Not long ago, I did some board training with a small health foundation. After one of our sessions, the executive director pulled me aside and told me a story that had him pulling his hair out. Just before Christmas, a donor had called and offered a gift of securities. The gift turned out to be worth just over $5,000-by far this charity’s biggest gift of 2011. It energized everyone. Hope soared that they were on their way to bigger and better successes in 2012.
Then in early April that same donor called the executive director. The reason for the call? The donor hadn’t received his tax receipt. He was all ready to submit his 2011 income tax return. The only thing missing was the receipt for his donation.

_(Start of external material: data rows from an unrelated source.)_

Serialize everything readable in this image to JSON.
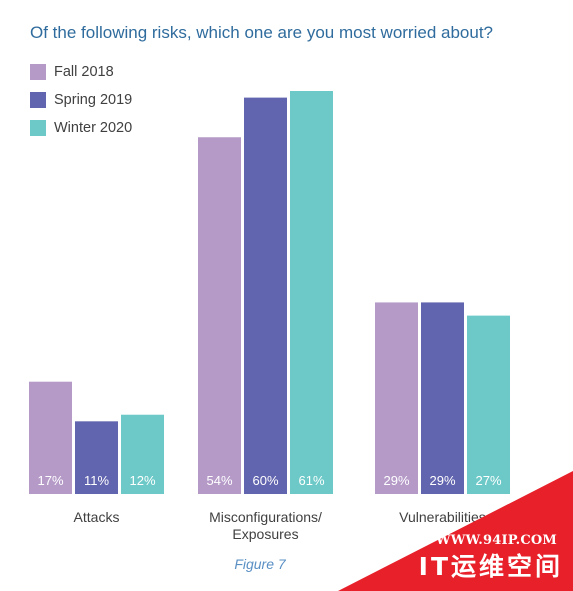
{
  "chart_data": {
    "type": "bar",
    "title": "Of the following risks, which one are you most worried about?",
    "categories": [
      "Attacks",
      "Misconfigurations/\nExposures",
      "Vulnerabilities"
    ],
    "series": [
      {
        "name": "Fall 2018",
        "color": "#b59ac8",
        "values": [
          17,
          54,
          29
        ],
        "labels": [
          "17%",
          "54%",
          "29%"
        ]
      },
      {
        "name": "Spring 2019",
        "color": "#6164ae",
        "values": [
          11,
          60,
          29
        ],
        "labels": [
          "11%",
          "60%",
          "29%"
        ]
      },
      {
        "name": "Winter 2020",
        "color": "#6cc9c8",
        "values": [
          12,
          61,
          27
        ],
        "labels": [
          "12%",
          "61%",
          "27%"
        ]
      }
    ],
    "ylim": [
      0,
      61
    ],
    "grid": false,
    "legend": "top-left"
  },
  "caption": "Figure 7",
  "watermark": {
    "url": "WWW.94IP.COM",
    "name": "IT运维空间",
    "color": "#e8202a"
  }
}
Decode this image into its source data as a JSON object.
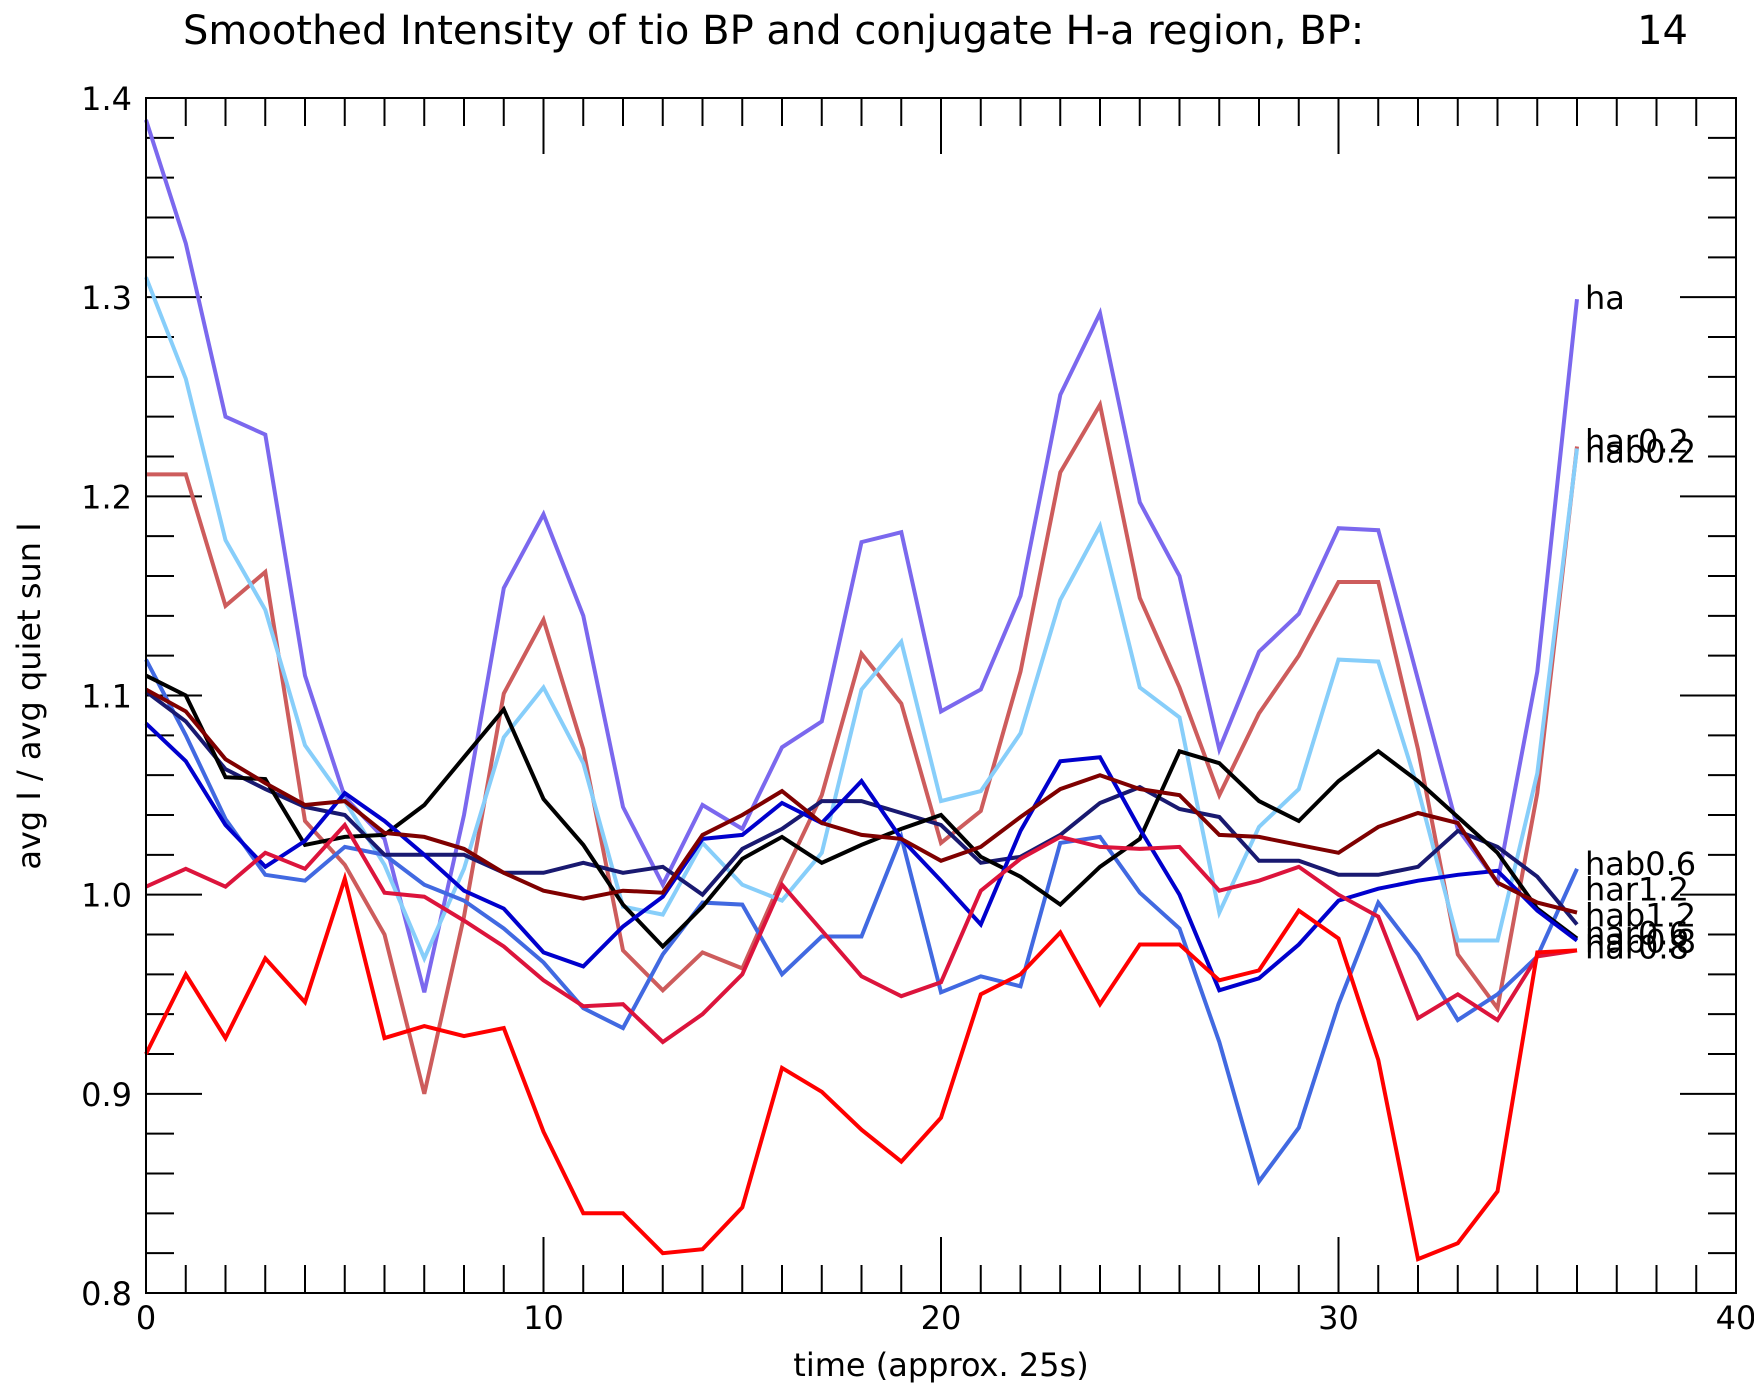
{
  "chart_data": {
    "type": "line",
    "title": "Smoothed Intensity of tio BP and conjugate H-a region, BP:",
    "title_value": "14",
    "xlabel": "time (approx. 25s)",
    "ylabel": "avg I / avg quiet sun I",
    "xlim": [
      0,
      40
    ],
    "ylim": [
      0.8,
      1.4
    ],
    "xticks": [
      0,
      10,
      20,
      30,
      40
    ],
    "yticks": [
      0.8,
      0.9,
      1.0,
      1.1,
      1.2,
      1.3,
      1.4
    ],
    "xtick_labels": [
      "0",
      "10",
      "20",
      "30",
      "40"
    ],
    "ytick_labels": [
      "0.8",
      "0.9",
      "1.0",
      "1.1",
      "1.2",
      "1.3",
      "1.4"
    ],
    "legend": "series names written at line ends (right side)",
    "grid": false,
    "series": [
      {
        "name": "ha",
        "color": "#7b68ee",
        "values": [
          1.389,
          1.327,
          1.24,
          1.231,
          1.11,
          1.049,
          1.028,
          0.951,
          1.04,
          1.154,
          1.191,
          1.14,
          1.044,
          1.005,
          1.045,
          1.033,
          1.074,
          1.087,
          1.177,
          1.182,
          1.092,
          1.103,
          1.15,
          1.251,
          1.292,
          1.197,
          1.16,
          1.073,
          1.122,
          1.141,
          1.184,
          1.183,
          1.108,
          1.033,
          1.006,
          1.112,
          1.299
        ]
      },
      {
        "name": "hab0.2",
        "color": "#cd5c5c",
        "values": [
          1.211,
          1.211,
          1.145,
          1.162,
          1.037,
          1.015,
          0.98,
          0.9,
          0.989,
          1.101,
          1.138,
          1.073,
          0.972,
          0.952,
          0.971,
          0.963,
          1.008,
          1.05,
          1.121,
          1.096,
          1.026,
          1.042,
          1.112,
          1.212,
          1.246,
          1.149,
          1.104,
          1.05,
          1.091,
          1.12,
          1.157,
          1.157,
          1.073,
          0.97,
          0.943,
          1.051,
          1.225
        ]
      },
      {
        "name": "har0.2",
        "color": "#87cefa",
        "values": [
          1.31,
          1.259,
          1.178,
          1.143,
          1.075,
          1.047,
          1.015,
          0.968,
          1.013,
          1.079,
          1.104,
          1.066,
          0.994,
          0.99,
          1.026,
          1.005,
          0.997,
          1.021,
          1.103,
          1.127,
          1.047,
          1.052,
          1.081,
          1.148,
          1.185,
          1.104,
          1.089,
          0.991,
          1.034,
          1.053,
          1.118,
          1.117,
          1.053,
          0.977,
          0.977,
          1.061,
          1.224
        ]
      },
      {
        "name": "hab0.6",
        "color": "#4169e1",
        "values": [
          1.118,
          1.08,
          1.038,
          1.01,
          1.007,
          1.024,
          1.02,
          1.005,
          0.997,
          0.983,
          0.966,
          0.943,
          0.933,
          0.97,
          0.996,
          0.995,
          0.96,
          0.979,
          0.979,
          1.029,
          0.951,
          0.959,
          0.954,
          1.026,
          1.029,
          1.001,
          0.983,
          0.926,
          0.856,
          0.883,
          0.945,
          0.996,
          0.97,
          0.937,
          0.95,
          0.969,
          1.013
        ]
      },
      {
        "name": "har1.2",
        "color": "#191970",
        "values": [
          1.102,
          1.087,
          1.063,
          1.053,
          1.044,
          1.04,
          1.02,
          1.02,
          1.02,
          1.011,
          1.011,
          1.016,
          1.011,
          1.014,
          1.0,
          1.023,
          1.033,
          1.047,
          1.047,
          1.041,
          1.035,
          1.016,
          1.019,
          1.03,
          1.046,
          1.054,
          1.043,
          1.039,
          1.017,
          1.017,
          1.01,
          1.01,
          1.014,
          1.032,
          1.024,
          1.009,
          0.985
        ]
      },
      {
        "name": "hab1.2",
        "color": "#000000",
        "values": [
          1.11,
          1.1,
          1.059,
          1.058,
          1.025,
          1.029,
          1.03,
          1.045,
          1.069,
          1.093,
          1.048,
          1.025,
          0.995,
          0.974,
          0.994,
          1.018,
          1.029,
          1.016,
          1.025,
          1.033,
          1.04,
          1.019,
          1.009,
          0.995,
          1.014,
          1.028,
          1.072,
          1.066,
          1.047,
          1.037,
          1.057,
          1.072,
          1.057,
          1.039,
          1.021,
          0.993,
          0.978
        ]
      },
      {
        "name": "har0.6",
        "color": "#0000cd",
        "values": [
          1.086,
          1.067,
          1.035,
          1.014,
          1.027,
          1.051,
          1.037,
          1.02,
          1.002,
          0.993,
          0.971,
          0.964,
          0.984,
          0.999,
          1.028,
          1.03,
          1.046,
          1.036,
          1.057,
          1.028,
          1.007,
          0.985,
          1.032,
          1.067,
          1.069,
          1.033,
          1.0,
          0.952,
          0.958,
          0.975,
          0.997,
          1.003,
          1.007,
          1.01,
          1.012,
          0.992,
          0.977
        ]
      },
      {
        "name": "hab0.8",
        "color": "#7f0000",
        "values": [
          1.103,
          1.092,
          1.068,
          1.056,
          1.045,
          1.047,
          1.031,
          1.029,
          1.023,
          1.011,
          1.002,
          0.998,
          1.002,
          1.001,
          1.03,
          1.04,
          1.052,
          1.036,
          1.03,
          1.028,
          1.017,
          1.024,
          1.039,
          1.053,
          1.06,
          1.053,
          1.05,
          1.03,
          1.029,
          1.025,
          1.021,
          1.034,
          1.041,
          1.036,
          1.006,
          0.996,
          0.991
        ]
      },
      {
        "name": "har0.8",
        "color": "#dc143c",
        "values": [
          1.004,
          1.013,
          1.004,
          1.021,
          1.013,
          1.035,
          1.001,
          0.999,
          0.987,
          0.974,
          0.957,
          0.944,
          0.945,
          0.926,
          0.94,
          0.96,
          1.005,
          0.982,
          0.959,
          0.949,
          0.956,
          1.002,
          1.018,
          1.029,
          1.024,
          1.023,
          1.024,
          1.002,
          1.007,
          1.014,
          1.0,
          0.989,
          0.938,
          0.95,
          0.937,
          0.969,
          0.972
        ]
      },
      {
        "name": "",
        "color": "#ff0000",
        "values": [
          0.92,
          0.96,
          0.928,
          0.968,
          0.946,
          1.008,
          0.928,
          0.934,
          0.929,
          0.933,
          0.881,
          0.84,
          0.84,
          0.82,
          0.822,
          0.843,
          0.913,
          0.901,
          0.882,
          0.866,
          0.888,
          0.95,
          0.96,
          0.981,
          0.945,
          0.975,
          0.975,
          0.957,
          0.962,
          0.992,
          0.978,
          0.917,
          0.817,
          0.825,
          0.851,
          0.971,
          0.972
        ]
      }
    ],
    "end_labels": [
      {
        "text": "ha",
        "y": 1.297
      },
      {
        "text": "har0.2",
        "y": 1.225
      },
      {
        "text": "hab0.2",
        "y": 1.22
      },
      {
        "text": "hab0.6",
        "y": 1.013
      },
      {
        "text": "har1.2",
        "y": 1.0
      },
      {
        "text": "hab1.2",
        "y": 0.987
      },
      {
        "text": "har0.6",
        "y": 0.978
      },
      {
        "text": "hab0.8",
        "y": 0.974
      },
      {
        "text": "har0.8",
        "y": 0.971
      }
    ]
  }
}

When the executive director asked some questions, he was shocked to learn that the donor’s gift hadn’t been acknowledged at all. No receipt. No thank-you note. No call from anyone connected with the foundation. Nothing!
Too busy for stewardship
What happened?
It turns out that the fundraising staffer responsible for this donor’s stewardship had been too busy to do it. I know this sounds crazy-but it happened just the way I’ve described it.

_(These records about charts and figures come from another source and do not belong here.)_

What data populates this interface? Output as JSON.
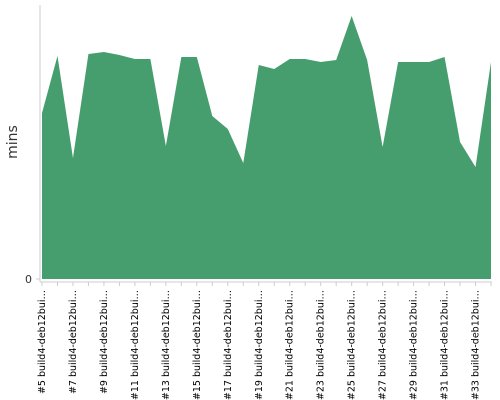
{
  "chart_data": {
    "type": "area",
    "y_label": "mins",
    "color": "#469e6e",
    "categories": [
      "#5 build4-deb12bui…",
      null,
      "#7 build4-deb12bui…",
      null,
      "#9 build4-deb12bui…",
      null,
      "#11 build4-deb12bui…",
      null,
      "#13 build4-deb12bui…",
      null,
      "#15 build4-deb12bui…",
      null,
      "#17 build4-deb12bui…",
      null,
      "#19 build4-deb12bui…",
      null,
      "#21 build4-deb12bui…",
      null,
      "#23 build4-deb12bui…",
      null,
      "#25 build4-deb12bui…",
      null,
      "#27 build4-deb12bui…",
      null,
      "#29 build4-deb12bui…",
      null,
      "#31 build4-deb12bui…",
      null,
      "#33 build4-deb12bui…",
      null
    ],
    "values": [
      16.6,
      22.3,
      12.1,
      22.5,
      22.7,
      22.4,
      22.0,
      22.0,
      13.3,
      22.2,
      22.2,
      16.3,
      15.0,
      11.6,
      21.4,
      21.0,
      22.0,
      22.0,
      21.7,
      21.9,
      26.3,
      21.9,
      13.2,
      21.7,
      21.7,
      21.7,
      22.2,
      13.7,
      11.2,
      21.7
    ],
    "ylim": [
      0,
      27.4
    ],
    "yticks": [
      0
    ]
  }
}
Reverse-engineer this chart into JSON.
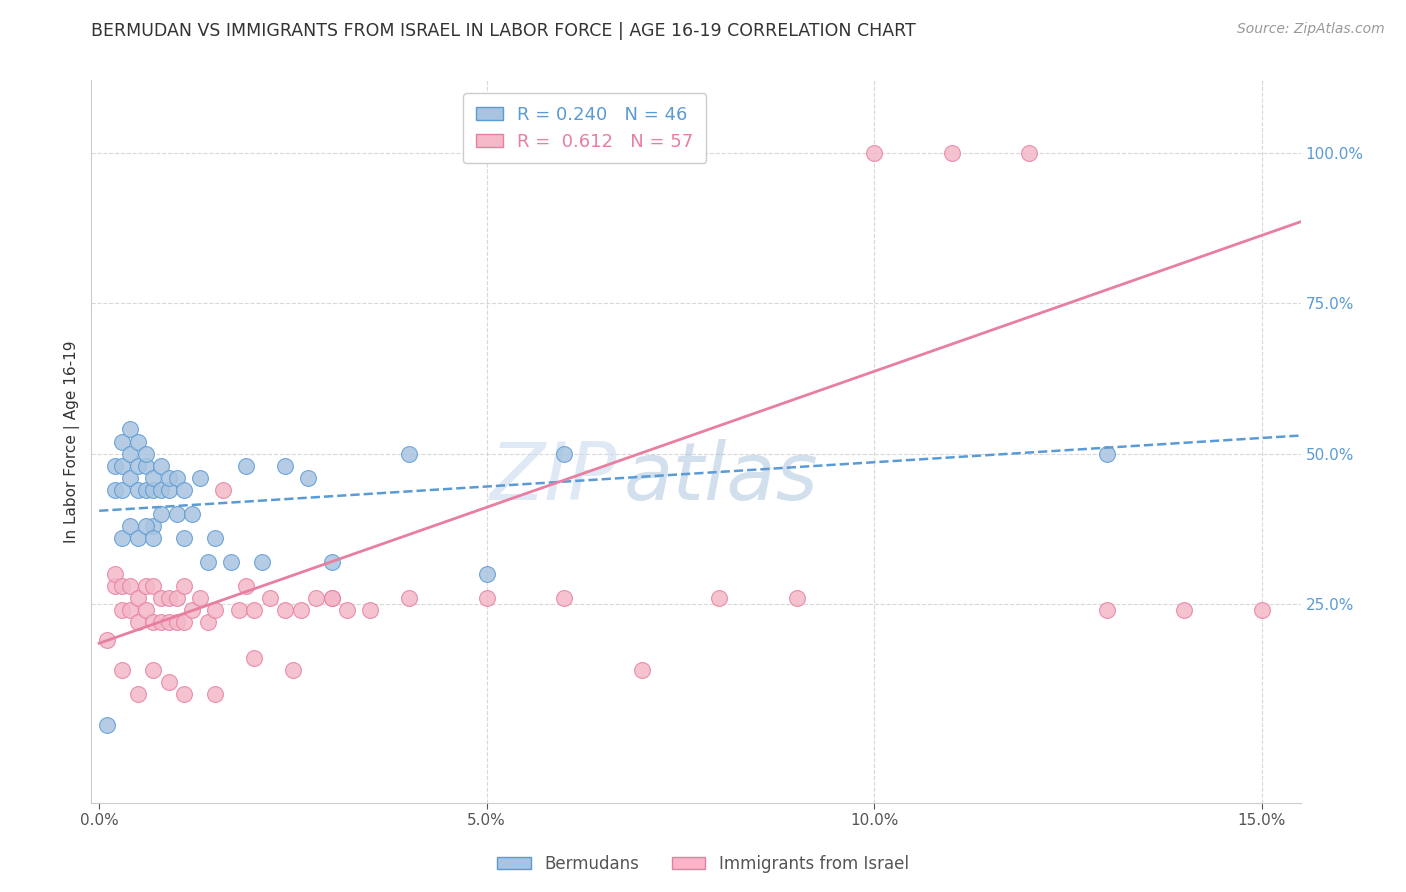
{
  "title": "BERMUDAN VS IMMIGRANTS FROM ISRAEL IN LABOR FORCE | AGE 16-19 CORRELATION CHART",
  "source": "Source: ZipAtlas.com",
  "ylabel_label": "In Labor Force | Age 16-19",
  "xlim": [
    -0.001,
    0.155
  ],
  "ylim": [
    -0.08,
    1.12
  ],
  "xticks": [
    0.0,
    0.05,
    0.1,
    0.15
  ],
  "xtick_labels": [
    "0.0%",
    "5.0%",
    "10.0%",
    "15.0%"
  ],
  "yticks_right": [
    0.25,
    0.5,
    0.75,
    1.0
  ],
  "ytick_right_labels": [
    "25.0%",
    "50.0%",
    "75.0%",
    "100.0%"
  ],
  "bermudans_color": "#a8c4e0",
  "bermudans_edge_color": "#5b9bd5",
  "israel_color": "#f4b8c8",
  "israel_edge_color": "#e87fa0",
  "bermudans_R": 0.24,
  "bermudans_N": 46,
  "israel_R": 0.612,
  "israel_N": 57,
  "watermark_zip": "ZIP",
  "watermark_atlas": "atlas",
  "bermudans_x": [
    0.001,
    0.002,
    0.002,
    0.003,
    0.003,
    0.003,
    0.004,
    0.004,
    0.004,
    0.005,
    0.005,
    0.005,
    0.006,
    0.006,
    0.006,
    0.007,
    0.007,
    0.007,
    0.008,
    0.008,
    0.009,
    0.009,
    0.01,
    0.01,
    0.011,
    0.011,
    0.012,
    0.013,
    0.014,
    0.015,
    0.017,
    0.019,
    0.021,
    0.024,
    0.027,
    0.03,
    0.04,
    0.05,
    0.06,
    0.13,
    0.003,
    0.004,
    0.005,
    0.006,
    0.007,
    0.008
  ],
  "bermudans_y": [
    0.05,
    0.44,
    0.48,
    0.44,
    0.48,
    0.52,
    0.46,
    0.5,
    0.54,
    0.44,
    0.48,
    0.52,
    0.44,
    0.48,
    0.5,
    0.38,
    0.44,
    0.46,
    0.44,
    0.48,
    0.44,
    0.46,
    0.4,
    0.46,
    0.36,
    0.44,
    0.4,
    0.46,
    0.32,
    0.36,
    0.32,
    0.48,
    0.32,
    0.48,
    0.46,
    0.32,
    0.5,
    0.3,
    0.5,
    0.5,
    0.36,
    0.38,
    0.36,
    0.38,
    0.36,
    0.4
  ],
  "israel_x": [
    0.001,
    0.002,
    0.002,
    0.003,
    0.003,
    0.004,
    0.004,
    0.005,
    0.005,
    0.006,
    0.006,
    0.007,
    0.007,
    0.008,
    0.008,
    0.009,
    0.009,
    0.01,
    0.01,
    0.011,
    0.011,
    0.012,
    0.013,
    0.014,
    0.015,
    0.016,
    0.018,
    0.019,
    0.02,
    0.022,
    0.024,
    0.026,
    0.028,
    0.03,
    0.032,
    0.035,
    0.04,
    0.05,
    0.06,
    0.07,
    0.08,
    0.09,
    0.1,
    0.11,
    0.12,
    0.13,
    0.14,
    0.15,
    0.003,
    0.005,
    0.007,
    0.009,
    0.011,
    0.015,
    0.02,
    0.025,
    0.03
  ],
  "israel_y": [
    0.19,
    0.28,
    0.3,
    0.24,
    0.28,
    0.24,
    0.28,
    0.22,
    0.26,
    0.24,
    0.28,
    0.22,
    0.28,
    0.22,
    0.26,
    0.22,
    0.26,
    0.22,
    0.26,
    0.22,
    0.28,
    0.24,
    0.26,
    0.22,
    0.24,
    0.44,
    0.24,
    0.28,
    0.24,
    0.26,
    0.24,
    0.24,
    0.26,
    0.26,
    0.24,
    0.24,
    0.26,
    0.26,
    0.26,
    0.14,
    0.26,
    0.26,
    1.0,
    1.0,
    1.0,
    0.24,
    0.24,
    0.24,
    0.14,
    0.1,
    0.14,
    0.12,
    0.1,
    0.1,
    0.16,
    0.14,
    0.26
  ],
  "bermudans_trend_x": [
    0.0,
    0.155
  ],
  "bermudans_trend_y": [
    0.405,
    0.53
  ],
  "israel_trend_x": [
    0.0,
    0.155
  ],
  "israel_trend_y": [
    0.185,
    0.885
  ],
  "grid_color": "#d8d8d8",
  "background_color": "#ffffff",
  "right_tick_color": "#5b9bd5",
  "legend_facecolor": "#ffffff",
  "legend_edgecolor": "#cccccc"
}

I’m fortunate enough to travel across the country, and I talk to all types of fundraisers every single day. From big and small charities (and everything in-between). From every region of Canada. From every sector you could imagine. Even though many parts of our jobs can be very different, there’s one thing that we all seem to have in common no matter where we work.
We’re too busy for our own good!
And no wonder we’re so busy. Most of us are asked to do more with less this year than we were last. We’re bombarded with 4,000 messages a day-not to mention ringing phones and overflowing email inboxes. Our brains process an average of 60,000 thoughts a day (that’s just over one thought per second during our waking hours!) We’re simply trying to do more than our poor brains can manage.
Noise isn’t money
What happens when we get too busy? We confuse the urgent (where the noise is) with the important (where the money is). We plow through our to-do lists knowing that we won’t make it to the bottom of them. We rely on adrenalin to push the paper (or emails or spreadsheets) up the endless mountainside.
When we rely on nothing but hard work to do our jobs, we forget to work smart. There’s an old adage that says we should “work smarter, not harder.” And let’s face it: most of us can’t work any harder than we’re working now.
This month’s ridiculously simple tip
- Give yourself 45 minutes every week to sit and think about your job. Make a date with yourself. Consider your meeting with yourself to be just as important as a donor visit or a session with your boss.
- Find someplace where you won’t get distracted (I like busy coffee places that aren’t frequented by my fundraising pals).
- Schedule your meeting with yourself at a time of day when your brain is working well (for me, that’s somewhere between 6 a.m. and 8 a.m.).
- Sit with an empty piece of paper or a blank computer screen and just jot down ideas, make a list of important (not urgent) tasks, and look three months, six months or a year down the road. Cook up a new idea. Figure out how to dismantle a silo in your shop. Think about how you could work on building donor loyalty.
I’ve learned this lesson the hard way. When I get too busy and don’t make time for myself, I make mistakes. I forget important tasks. I gravitate to the little stuff because it feels more manageable. But I’ve learned to catch myself early in this process.